For instance, we get plot points like Donald Sampson, the episode’s Donald Sterling substitute being chastised for his racial slurs, but really, is Backstrom himself that different? Honestly, I want to say we’ve seen him saying worse things on the show than Sampson does in the video. Granted, Sampson is a minor part of the episode but I just thought it was worth illuminating the vitriol and hatred that’s flung towards Sampson—showing the series attempts to have some degree of moral compass—while Backstrom is simultaneously being bigoted at the same time.
While we’re on the topic, the SCU’s Nadia has never really been given much of a character yet, with her instead mostly being objectified and mystified, but it doesn’t even feel like they’re trying with her anymore. She has the dialogue, “What do you think it stands for, you smartie pants, boys?” and it’s said with complete sincerity. It’s really embarrassing.

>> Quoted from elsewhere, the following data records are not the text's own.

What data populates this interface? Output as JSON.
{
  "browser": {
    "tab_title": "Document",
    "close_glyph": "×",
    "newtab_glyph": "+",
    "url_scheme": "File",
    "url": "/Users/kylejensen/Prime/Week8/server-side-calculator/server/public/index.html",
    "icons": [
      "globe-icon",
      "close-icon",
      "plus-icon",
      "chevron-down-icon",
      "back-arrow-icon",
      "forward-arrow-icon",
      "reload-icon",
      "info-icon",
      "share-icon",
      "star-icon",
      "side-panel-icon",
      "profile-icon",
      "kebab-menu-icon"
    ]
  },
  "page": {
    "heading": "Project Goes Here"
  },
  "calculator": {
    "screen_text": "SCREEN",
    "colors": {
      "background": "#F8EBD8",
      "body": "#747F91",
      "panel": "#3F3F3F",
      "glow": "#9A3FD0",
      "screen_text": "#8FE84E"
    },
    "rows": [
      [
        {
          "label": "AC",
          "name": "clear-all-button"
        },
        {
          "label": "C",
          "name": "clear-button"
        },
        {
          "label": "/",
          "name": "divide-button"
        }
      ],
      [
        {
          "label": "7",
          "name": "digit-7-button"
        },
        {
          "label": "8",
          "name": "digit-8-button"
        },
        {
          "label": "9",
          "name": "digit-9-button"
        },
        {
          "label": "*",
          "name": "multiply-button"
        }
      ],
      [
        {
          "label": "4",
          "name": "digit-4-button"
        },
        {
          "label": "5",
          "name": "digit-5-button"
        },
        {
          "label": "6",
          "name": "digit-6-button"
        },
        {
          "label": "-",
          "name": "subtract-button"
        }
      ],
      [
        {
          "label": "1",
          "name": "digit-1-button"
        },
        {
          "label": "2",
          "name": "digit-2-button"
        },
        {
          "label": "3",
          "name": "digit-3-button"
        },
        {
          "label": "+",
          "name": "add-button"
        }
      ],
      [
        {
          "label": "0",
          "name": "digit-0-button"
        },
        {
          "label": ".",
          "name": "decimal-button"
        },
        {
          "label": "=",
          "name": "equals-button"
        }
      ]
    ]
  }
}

The real focal piece of the episode sees the entire SCU going undercover at the blackest of tie events to catch Sampson slipping up, but it’s really just an excuse to have them ogling each other and dressing up nicely. If there were any doubt of this, we’re “treated” to Backstrom in all of his made over glory getting a fancy entrance to the party set to Lil’ Jon’s “Turn Down the What?” There’s even an obligatory cringe-worthy, “Is that Backstrom?” that’s uttered just to remind you that you’re watching a pretty lazy television show. By the time we get to Backstrom and Gazanian dancing, drawing the attention and looks of partygoers due to just how good they are, the episode has moved to a pretty ridiculous level.
So while this episode is a lot of fluffy fun and goes down just fine, it’s not enough. We solve the hit-and-run down to the wire and the results are essentially irrelevant. We need to be building to something or at least see these characters learning from these lessons. At some point Backstrom’s actually going to need to charge into that bedroom swinging a baseball bat, whether there’s a possum in there or not. Just the fact that he doesn’t push his way out of the limelight is what’s important.
We’re not there this week. But maybe we’ll get splattered possum next Thursday.